Avant que les changements climatiques n'affectent davantage la flore nordique du Québec, il est important d'étudier à fond les espèces qui la composent afin d'en documenter la biodiversité, mais aussi la chimiodiversité. En effet, certaines de ces plantes, qui risquent d'être perdues à jamais en raison des perturbations climatiques, produisent des composés qui pourraient nous être très utiles, notamment en santé. C'est le cas du petit thé du Labrador dont l'un des composés possède des propriétés contre la malaria, vient de démontrer, dans la revue ACS Omega, une équipe dirigée par le professeur Normand Voyer, du Département de chimie de l'Université Laval.
Les chercheurs se sont associés au Whapmagoostui Cree Nation Council et au Kuujjuaraapik Inuit Community Council pour étudier cette plante dont la limite sud de l'aire de répartition correspond à la latitude de ces deux communautés. Les feuilles et les racines du petit thé du Labrador (Rhododendron subarcticum) sont utilisées en médecine traditionnelle pour préparer des tisanes servant à soigner le rhume, la grippe, la congestion nasale, les maux de tête et les maux d'estomac. «Il est probable que la composition chimique de la plante varie selon les conditions environnementales. Nos partenaires veulent en savoir plus sur cette espèce, entre autres quel est le meilleur moment de collecte pour en maximiser les bénéfices médicinaux», souligne le professeur Voyer.
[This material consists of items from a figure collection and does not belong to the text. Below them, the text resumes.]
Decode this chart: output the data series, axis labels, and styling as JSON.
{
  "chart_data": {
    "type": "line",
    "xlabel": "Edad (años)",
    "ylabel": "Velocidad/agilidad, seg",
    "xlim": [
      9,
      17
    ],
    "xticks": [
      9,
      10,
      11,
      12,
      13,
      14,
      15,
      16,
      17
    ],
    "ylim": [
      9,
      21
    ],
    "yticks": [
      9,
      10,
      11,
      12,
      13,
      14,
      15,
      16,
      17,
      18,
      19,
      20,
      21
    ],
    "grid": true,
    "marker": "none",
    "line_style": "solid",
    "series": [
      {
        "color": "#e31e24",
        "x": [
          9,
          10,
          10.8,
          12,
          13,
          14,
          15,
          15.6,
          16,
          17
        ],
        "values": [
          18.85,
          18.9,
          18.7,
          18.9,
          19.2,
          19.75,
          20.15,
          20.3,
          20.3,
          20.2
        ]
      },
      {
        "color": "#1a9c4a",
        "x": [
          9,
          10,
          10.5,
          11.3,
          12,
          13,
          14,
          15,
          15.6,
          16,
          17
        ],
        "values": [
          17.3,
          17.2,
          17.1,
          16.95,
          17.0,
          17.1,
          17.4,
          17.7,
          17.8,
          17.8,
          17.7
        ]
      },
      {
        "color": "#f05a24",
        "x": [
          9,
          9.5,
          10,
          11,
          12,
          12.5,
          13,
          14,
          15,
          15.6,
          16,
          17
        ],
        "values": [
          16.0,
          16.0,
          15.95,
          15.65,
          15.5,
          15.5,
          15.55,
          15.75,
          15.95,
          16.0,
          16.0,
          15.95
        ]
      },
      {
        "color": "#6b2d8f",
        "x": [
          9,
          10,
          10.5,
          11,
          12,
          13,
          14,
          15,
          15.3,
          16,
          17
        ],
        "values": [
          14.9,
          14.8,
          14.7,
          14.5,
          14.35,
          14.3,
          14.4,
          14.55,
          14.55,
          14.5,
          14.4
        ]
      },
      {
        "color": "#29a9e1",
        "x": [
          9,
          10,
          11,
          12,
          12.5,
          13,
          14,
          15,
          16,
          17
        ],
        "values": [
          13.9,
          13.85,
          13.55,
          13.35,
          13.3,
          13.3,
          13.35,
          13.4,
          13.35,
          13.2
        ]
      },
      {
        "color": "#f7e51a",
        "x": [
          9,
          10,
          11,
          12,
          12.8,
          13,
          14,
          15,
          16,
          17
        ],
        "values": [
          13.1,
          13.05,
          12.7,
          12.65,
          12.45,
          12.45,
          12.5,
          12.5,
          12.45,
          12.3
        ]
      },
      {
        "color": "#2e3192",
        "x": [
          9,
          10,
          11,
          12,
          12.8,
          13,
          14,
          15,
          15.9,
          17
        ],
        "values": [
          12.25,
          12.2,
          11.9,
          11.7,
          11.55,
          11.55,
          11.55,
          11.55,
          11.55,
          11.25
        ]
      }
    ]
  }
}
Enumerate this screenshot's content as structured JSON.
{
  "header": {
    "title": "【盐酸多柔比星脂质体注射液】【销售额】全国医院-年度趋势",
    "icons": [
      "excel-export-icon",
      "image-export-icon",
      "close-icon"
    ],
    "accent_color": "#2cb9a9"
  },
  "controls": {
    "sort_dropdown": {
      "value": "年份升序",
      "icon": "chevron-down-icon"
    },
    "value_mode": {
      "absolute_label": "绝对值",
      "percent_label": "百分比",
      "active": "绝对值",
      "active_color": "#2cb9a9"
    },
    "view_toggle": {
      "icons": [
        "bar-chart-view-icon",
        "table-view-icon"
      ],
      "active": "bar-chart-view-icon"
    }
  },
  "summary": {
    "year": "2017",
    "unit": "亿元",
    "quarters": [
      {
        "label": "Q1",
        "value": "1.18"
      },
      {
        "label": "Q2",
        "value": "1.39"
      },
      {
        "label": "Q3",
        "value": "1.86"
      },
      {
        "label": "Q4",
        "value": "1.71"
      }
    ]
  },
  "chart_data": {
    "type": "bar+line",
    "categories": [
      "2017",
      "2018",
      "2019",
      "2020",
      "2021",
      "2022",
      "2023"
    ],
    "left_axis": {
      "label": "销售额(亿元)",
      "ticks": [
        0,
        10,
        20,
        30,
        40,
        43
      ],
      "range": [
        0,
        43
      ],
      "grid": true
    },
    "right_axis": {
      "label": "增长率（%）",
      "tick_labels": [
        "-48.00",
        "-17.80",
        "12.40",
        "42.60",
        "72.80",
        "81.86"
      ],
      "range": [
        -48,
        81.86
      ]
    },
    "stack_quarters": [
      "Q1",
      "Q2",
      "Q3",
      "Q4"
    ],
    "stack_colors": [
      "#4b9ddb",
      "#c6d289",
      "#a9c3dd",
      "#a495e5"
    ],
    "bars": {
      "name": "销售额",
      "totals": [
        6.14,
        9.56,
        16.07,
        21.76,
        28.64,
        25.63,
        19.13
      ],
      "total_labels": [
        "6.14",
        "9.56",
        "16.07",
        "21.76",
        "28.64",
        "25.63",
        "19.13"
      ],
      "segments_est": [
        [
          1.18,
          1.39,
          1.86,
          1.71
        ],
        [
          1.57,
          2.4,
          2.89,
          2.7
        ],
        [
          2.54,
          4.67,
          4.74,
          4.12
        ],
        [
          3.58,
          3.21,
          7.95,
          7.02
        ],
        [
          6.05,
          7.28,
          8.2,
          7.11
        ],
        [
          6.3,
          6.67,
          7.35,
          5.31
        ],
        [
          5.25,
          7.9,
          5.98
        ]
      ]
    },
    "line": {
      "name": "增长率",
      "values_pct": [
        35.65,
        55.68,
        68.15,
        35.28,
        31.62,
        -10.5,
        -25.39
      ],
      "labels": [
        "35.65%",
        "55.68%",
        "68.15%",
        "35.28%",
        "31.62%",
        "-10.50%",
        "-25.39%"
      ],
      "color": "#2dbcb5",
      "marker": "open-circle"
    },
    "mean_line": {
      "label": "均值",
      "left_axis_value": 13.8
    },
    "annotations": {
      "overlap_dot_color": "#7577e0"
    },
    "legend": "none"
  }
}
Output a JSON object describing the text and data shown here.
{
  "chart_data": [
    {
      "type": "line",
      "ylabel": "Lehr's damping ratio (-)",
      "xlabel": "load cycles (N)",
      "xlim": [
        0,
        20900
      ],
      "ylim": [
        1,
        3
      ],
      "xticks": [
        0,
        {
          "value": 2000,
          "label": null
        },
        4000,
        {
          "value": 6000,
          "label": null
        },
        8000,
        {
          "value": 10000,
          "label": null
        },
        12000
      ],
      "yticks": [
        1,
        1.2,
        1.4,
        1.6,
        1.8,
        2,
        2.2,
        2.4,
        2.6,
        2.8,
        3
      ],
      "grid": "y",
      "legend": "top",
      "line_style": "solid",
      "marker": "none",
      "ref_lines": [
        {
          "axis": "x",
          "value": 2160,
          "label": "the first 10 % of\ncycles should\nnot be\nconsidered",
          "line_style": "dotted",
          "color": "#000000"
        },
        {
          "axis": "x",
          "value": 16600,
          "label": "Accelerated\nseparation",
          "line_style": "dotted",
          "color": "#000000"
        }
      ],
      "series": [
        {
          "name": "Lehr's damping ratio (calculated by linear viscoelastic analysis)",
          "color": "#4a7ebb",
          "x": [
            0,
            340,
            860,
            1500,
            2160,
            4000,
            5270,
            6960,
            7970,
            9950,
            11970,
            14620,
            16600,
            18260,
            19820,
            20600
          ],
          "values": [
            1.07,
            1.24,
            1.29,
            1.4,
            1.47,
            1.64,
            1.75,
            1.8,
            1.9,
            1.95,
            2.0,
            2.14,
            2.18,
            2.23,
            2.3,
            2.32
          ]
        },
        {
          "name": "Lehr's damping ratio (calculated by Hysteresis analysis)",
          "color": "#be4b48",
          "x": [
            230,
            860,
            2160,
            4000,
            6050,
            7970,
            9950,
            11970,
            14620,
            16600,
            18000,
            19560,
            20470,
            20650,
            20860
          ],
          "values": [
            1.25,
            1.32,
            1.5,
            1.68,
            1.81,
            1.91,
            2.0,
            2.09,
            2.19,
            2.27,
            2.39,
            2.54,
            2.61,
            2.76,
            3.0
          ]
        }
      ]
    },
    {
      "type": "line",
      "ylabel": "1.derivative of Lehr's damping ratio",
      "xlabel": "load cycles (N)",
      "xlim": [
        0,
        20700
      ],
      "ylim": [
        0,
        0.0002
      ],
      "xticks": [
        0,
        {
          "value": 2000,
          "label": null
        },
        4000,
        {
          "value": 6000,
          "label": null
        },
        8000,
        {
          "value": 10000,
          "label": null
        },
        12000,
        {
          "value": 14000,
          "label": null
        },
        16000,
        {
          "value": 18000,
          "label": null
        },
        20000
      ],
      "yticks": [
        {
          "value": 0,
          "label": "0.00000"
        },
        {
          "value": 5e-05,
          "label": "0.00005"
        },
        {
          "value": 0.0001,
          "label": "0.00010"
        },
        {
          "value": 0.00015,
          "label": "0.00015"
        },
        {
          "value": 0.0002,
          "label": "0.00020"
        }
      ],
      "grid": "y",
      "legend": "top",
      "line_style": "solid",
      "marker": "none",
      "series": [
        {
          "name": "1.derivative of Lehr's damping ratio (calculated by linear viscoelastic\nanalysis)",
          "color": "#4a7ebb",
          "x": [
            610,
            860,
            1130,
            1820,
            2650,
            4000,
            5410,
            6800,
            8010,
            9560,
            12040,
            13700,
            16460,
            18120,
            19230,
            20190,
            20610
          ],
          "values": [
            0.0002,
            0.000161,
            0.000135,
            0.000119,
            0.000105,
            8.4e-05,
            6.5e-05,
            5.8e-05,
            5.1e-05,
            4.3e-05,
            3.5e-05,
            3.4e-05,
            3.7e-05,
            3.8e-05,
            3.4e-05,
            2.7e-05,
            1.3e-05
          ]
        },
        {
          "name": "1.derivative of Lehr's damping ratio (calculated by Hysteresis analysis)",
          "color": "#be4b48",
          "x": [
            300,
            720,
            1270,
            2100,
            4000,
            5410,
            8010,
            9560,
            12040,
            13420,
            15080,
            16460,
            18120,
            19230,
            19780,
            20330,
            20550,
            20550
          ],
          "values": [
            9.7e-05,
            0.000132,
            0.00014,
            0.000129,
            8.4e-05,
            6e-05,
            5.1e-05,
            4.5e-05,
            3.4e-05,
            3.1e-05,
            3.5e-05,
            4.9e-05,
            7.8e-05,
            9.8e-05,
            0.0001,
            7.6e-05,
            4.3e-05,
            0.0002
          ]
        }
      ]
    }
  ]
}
Lors des analyses en laboratoire, les chercheurs ont constaté que l'huile essentielle tirée des feuilles du petit thé du Labrador contenait 53 composés, dont le plus abondant, l'ascaridole, représente 65% du total. Ce composé est aussi présent chez d'autres espèces végétales utilisées dans différentes parties du monde contre les parasites qui affectent les plantes, les animaux et les humains.
Les chercheurs ont donc eu l'idée de tester le potentiel de l'ascaridole extrait du petit thé du Labrador contre deux souches de Plasmodium falciparum, le parasite qui cause la forme la plus sévère de la malaria. L'une de ces souches était résistante à plusieurs médicaments utilisés pour traiter cette maladie. Résultats? «L'ascaridole a une activité inhibitrice contre les deux souches du parasite», résume Normand Voyer.
«Ce serait bien si l'ascaridole pouvait constituer un nouveau traitement contre cette maladie qui cause plus de 600 000 décès par année dans le monde, poursuit le chercheur. Mais l'objectif premier de notre étude était d'apporter une nouvelle preuve de la riche chimiodiversité de la flore nordique et de l'urgence de l'étudier. Quand tu perds une espèce, tu perds aussi les substances qu'elle produit et qui pourraient fournir une solution à un problème de santé publique majeur comme la malaria.»
Les autres signataires de l'étude sont, à l'Université Laval, Jean-Christophe Séguin et Sarah Bélanger, du Département de chimie, Stéphane Boudreau, du Département de biologie, Dominic Gagnon et Dave Richard, de la Faculté de médecine, et à l'Université Côte d'Azur, Xavier Fernandez.